生物学翻訳、学術論文翻訳、環境翻訳担当の平井です。

インフルエンザウィルス(influenzavirus)の表面には、ヘマグルチニンというタンパク質とニイラミニダーゼという酵素(enzyme)が存在します。これらのタンパク質の一次構造は、ウィルスによって遺伝子が少しずつ変わるので、少しずつ異なったものになります。つまり、インフルエンザウィルスには、表面にあるタンパク質の構造が少し違ういくつかのタイプがあるわけです。インフルエンザウィルスのタイプは、タンパク質の頭文字であるH(ヘマグルチニン)とN(ノイラミニダーゼ)をとって「N5HI」などと表わします。

ウィルスが増えるプロセスの最後の段階では、感染した細胞(cell)の細胞膜表面から生えている糖鎖末端のシアル酸という糖に、ウィルス粒子表面のヘマグルチニンが結合しています。そして最後に、ノイラミニダーゼがこのシアル酸を切断することで、ウィルスは細胞から離れて自由になり、次の細胞に感染できるようになります。
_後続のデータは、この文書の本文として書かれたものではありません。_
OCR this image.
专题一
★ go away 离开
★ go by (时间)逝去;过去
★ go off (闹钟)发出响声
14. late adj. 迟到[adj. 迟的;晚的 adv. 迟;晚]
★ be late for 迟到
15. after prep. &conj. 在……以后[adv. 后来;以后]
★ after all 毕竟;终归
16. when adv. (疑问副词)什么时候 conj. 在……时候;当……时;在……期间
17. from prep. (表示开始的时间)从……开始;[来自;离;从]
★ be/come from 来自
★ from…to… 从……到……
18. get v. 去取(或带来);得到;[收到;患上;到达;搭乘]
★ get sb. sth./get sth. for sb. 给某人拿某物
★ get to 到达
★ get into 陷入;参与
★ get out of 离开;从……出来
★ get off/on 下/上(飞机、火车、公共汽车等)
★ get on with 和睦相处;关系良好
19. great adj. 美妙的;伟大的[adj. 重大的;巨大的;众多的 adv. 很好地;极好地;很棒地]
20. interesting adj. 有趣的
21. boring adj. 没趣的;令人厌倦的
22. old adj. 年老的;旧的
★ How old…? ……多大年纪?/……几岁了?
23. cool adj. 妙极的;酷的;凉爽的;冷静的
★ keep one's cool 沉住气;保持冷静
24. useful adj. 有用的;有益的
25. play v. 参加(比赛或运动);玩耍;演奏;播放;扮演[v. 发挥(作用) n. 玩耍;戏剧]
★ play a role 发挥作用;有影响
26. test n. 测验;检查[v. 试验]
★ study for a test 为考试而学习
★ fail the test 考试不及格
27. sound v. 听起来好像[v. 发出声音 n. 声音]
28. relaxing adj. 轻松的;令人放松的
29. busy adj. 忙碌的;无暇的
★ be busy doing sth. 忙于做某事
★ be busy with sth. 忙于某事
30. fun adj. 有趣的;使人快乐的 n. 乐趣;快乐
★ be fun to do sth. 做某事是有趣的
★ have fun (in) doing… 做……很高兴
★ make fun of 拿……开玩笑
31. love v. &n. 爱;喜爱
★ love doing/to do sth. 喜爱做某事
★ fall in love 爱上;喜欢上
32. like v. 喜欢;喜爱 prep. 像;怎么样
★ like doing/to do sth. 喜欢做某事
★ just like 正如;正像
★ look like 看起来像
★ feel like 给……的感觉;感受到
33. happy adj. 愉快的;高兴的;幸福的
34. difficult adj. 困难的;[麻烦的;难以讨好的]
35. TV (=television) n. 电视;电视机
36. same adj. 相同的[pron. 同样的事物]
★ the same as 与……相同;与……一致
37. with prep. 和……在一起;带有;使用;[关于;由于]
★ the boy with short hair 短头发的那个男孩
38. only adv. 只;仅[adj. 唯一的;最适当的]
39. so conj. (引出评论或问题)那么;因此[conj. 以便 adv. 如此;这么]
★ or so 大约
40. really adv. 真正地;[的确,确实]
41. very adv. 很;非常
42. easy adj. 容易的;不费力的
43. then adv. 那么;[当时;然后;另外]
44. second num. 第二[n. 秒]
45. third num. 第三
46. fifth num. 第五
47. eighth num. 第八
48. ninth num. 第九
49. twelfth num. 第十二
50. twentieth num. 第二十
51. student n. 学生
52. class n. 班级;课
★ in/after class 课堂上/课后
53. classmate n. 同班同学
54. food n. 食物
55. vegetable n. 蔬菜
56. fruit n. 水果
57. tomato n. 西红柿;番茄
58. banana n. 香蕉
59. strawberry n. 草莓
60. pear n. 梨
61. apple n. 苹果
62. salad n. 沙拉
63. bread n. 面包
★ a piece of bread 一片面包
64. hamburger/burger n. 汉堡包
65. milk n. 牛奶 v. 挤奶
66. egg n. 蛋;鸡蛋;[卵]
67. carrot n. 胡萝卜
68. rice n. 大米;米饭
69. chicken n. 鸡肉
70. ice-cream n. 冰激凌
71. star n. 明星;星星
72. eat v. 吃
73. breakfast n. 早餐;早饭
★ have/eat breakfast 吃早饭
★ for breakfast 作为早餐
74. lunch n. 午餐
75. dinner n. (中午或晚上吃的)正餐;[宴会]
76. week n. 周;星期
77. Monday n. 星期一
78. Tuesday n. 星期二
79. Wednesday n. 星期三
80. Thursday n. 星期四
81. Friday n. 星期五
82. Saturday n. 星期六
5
インフルエンザウィルスに効くと言われている薬剤の「タミフル(tamiflu)」は、ノイラミニダーゼによるシアル酸の切断作用を阻害し、ウィルスが自由になるのを防ぎます。自由にならなければ、次の細胞へ感染できないから、感染が体内で広がらない。もちろん、他人への感染もできない。細胞にくっついたままのウィルスは、やがて細胞とともに死んでしまいます。